Most Florida Democrats also supported the bill, including U.S. Rep. Kathy Castor, D-Fla.; U.S. Rep. Ted Deutch, D-Fla.; U.S. Rep. Joe Garcia, D-Fla.; U.S. Rep. Alan Grayson, D-Fla.; U.S. Rep. Alcee Hastings, D-Fla.; U.S. Rep. Patrick Murphy, D-Fla.; U.S. Rep. Debbie Wasserman Schultz, D-Fla.; and U.S. Rep. Frederica Wilson, D-Fla.
Deutch weighed in on Thursday night to explain why he supported the deal.

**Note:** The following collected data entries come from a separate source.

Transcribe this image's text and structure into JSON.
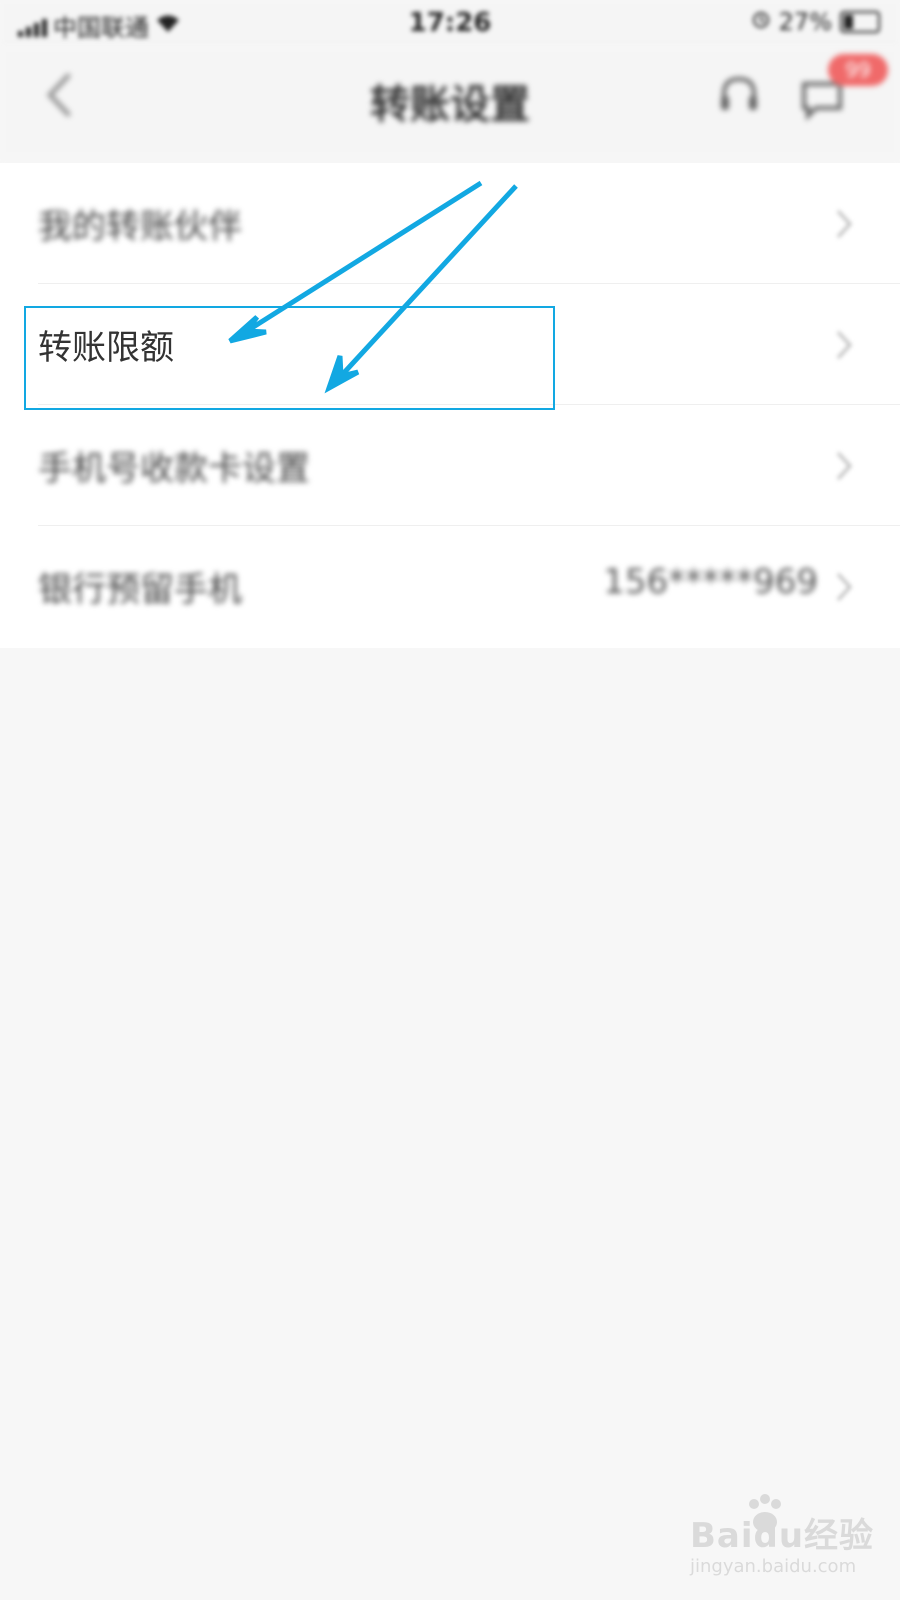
{
  "status_bar": {
    "carrier": "中国联通",
    "time": "17:26",
    "battery": "27%",
    "battery_level": 0.27
  },
  "header": {
    "title": "转账设置",
    "badge_count": "99"
  },
  "settings": {
    "items": [
      {
        "label": "我的转账伙伴",
        "value": ""
      },
      {
        "label": "转账限额",
        "value": ""
      },
      {
        "label": "手机号收款卡设置",
        "value": ""
      },
      {
        "label": "银行预留手机",
        "value": "156*****969"
      }
    ]
  },
  "watermark": {
    "brand": "Baidu经验",
    "url": "jingyan.baidu.com"
  },
  "colors": {
    "annotation": "#12a8e2",
    "badge": "#f06a6a",
    "background": "#f7f7f7"
  }
}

“Today, a bipartisan budget agreement passed the House of Representatives that prevents another harmful government shutdown and staves off cuts to NIH research without cutting a dime from Social Security, Medicare, and Medicaid benefits,” Deutch said. "Yet even as we all agree that protecting our economy from these kind of self-inflicted wounds is a step forward, we must also acknowledge that it fails to address the major economic challenges of our time. Our deficit has shrunk to its lowest level in five years, and yet this deal unnecessarily pockets $20 billion in savings that could have paid for preserving unemployment insurance for millions of Americans struggling with long-term joblessness. Nor does it include the kind of forward-thinking investments in our economy that will create jobs and opportunity for the middle class. With this modest agreement behind us, I hope the 113th Congress will begin taking action on the priorities of the American people, from pro-growth immigration reform to a minimum wage increase to tax reform that creates jobs here at home.”
Included in the 62 Republicans who voted against the deal were U.S. Rep. Ron DeSantis, R-Fla.; U.S. Rep. Rich Nugent, R-Fla.; U.S. Rep. Bill Posey, R-Fla.; and U.S. Rep. Dan Webster, R-Fla.

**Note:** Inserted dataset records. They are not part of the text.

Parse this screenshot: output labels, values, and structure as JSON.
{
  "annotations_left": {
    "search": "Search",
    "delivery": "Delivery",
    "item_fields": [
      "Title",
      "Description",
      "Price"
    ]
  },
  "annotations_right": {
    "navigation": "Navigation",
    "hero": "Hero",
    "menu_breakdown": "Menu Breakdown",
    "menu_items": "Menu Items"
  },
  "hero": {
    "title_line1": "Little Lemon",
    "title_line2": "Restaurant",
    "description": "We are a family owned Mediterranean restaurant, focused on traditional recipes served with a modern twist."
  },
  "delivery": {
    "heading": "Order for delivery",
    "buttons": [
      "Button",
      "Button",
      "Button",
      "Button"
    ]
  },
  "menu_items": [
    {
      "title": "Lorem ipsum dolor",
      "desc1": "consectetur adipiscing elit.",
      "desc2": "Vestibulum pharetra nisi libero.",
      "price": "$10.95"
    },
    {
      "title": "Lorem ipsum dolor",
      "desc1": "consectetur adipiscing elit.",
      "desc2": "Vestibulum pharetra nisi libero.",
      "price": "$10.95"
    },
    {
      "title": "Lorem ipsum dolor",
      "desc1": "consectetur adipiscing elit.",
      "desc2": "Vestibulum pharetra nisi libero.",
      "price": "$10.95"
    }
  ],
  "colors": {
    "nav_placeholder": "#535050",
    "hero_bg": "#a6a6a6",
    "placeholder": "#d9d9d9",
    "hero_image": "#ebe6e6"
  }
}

“This budget deal increases spending now and promises to replace the increases with spending reductions scheduled to occur far into the future,” DeSantis explained on Thursday night. “Because I am doubtful these reductions will materialize and because I promised my constituents I would work to reduce spending, I could not support the deal.

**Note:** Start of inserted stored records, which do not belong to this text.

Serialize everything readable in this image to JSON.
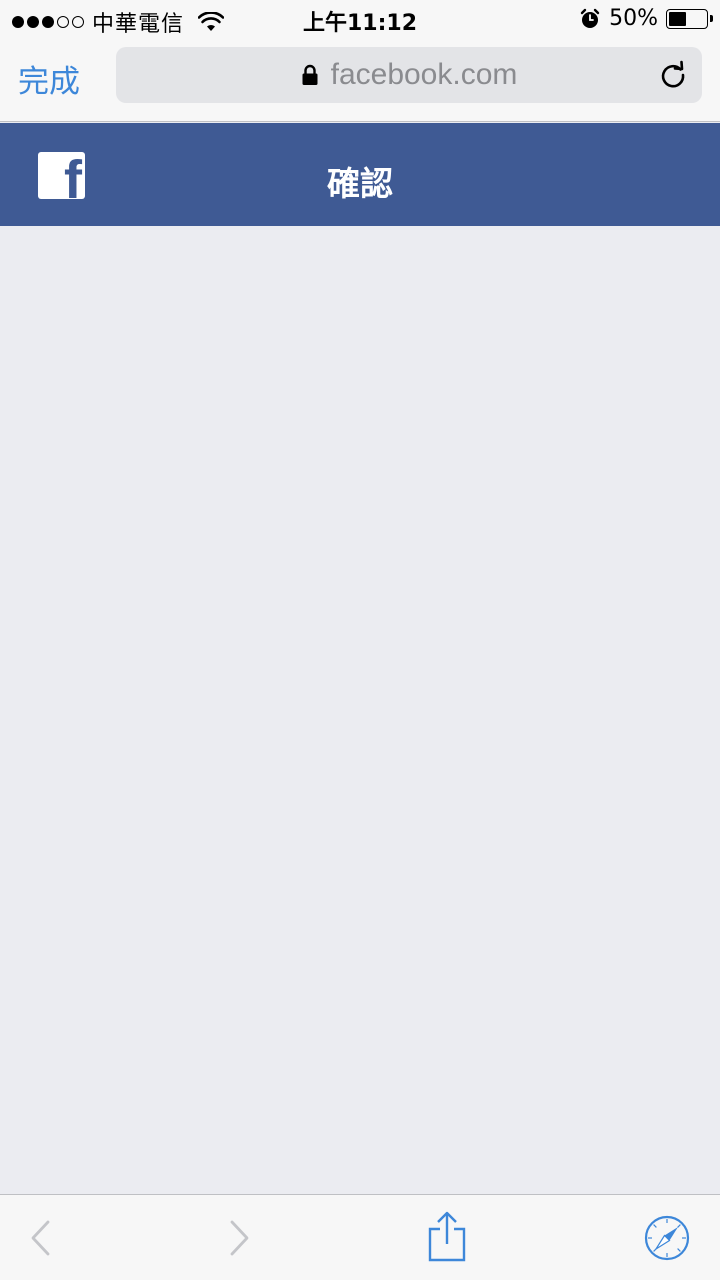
{
  "status_bar": {
    "carrier": "中華電信",
    "time": "上午11:12",
    "battery_percent": "50%",
    "battery_level": 0.5,
    "signal_bars_filled": 3,
    "signal_bars_total": 5
  },
  "address_bar": {
    "done_label": "完成",
    "url": "facebook.com"
  },
  "header": {
    "title": "確認",
    "logo_letter": "f",
    "background_color": "#3f5a94"
  },
  "toolbar": {
    "icons": [
      "back-icon",
      "forward-icon",
      "share-icon",
      "compass-icon"
    ],
    "accent_color": "#3d87d9"
  }
}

“Furthermore, changes were made to military retirement programs that do not apply to civilian employees or retirees,” DeSantis added. “While veterans will be the first to support fiscal reforms that will avert a debt crisis, it is unfair to apply these changes to current military retirees but to no one else.”
U.S. Rep. Lois Frankel, D-Fla., was one of 32 Democrats who voted against the proposal.
“This budget deal is better than the status quo and it’s good to see bipartisan cooperation,” Frankel said. “With that said, because of the cuts to Medicare, reduction to military retirement payments and leaving millions of Americans desperate without any source of income because of failure to renew unemployment insurance, I voted no.”
Two members of the Florida delegation -- U.S. Rep. Corrine Brown, D-Fla., and U.S. Rep. Trey Radel, R-Fla. -- did not vote. Radel is currently in rehab after being busted for cocaine possession.
Florida’s two U.S. senators are divided on the budget deal with U.S. Sen. Bill Nelson, D-Fla., supporting it and U.S. Sen. Marco Rubio, R-Fla., opposing it.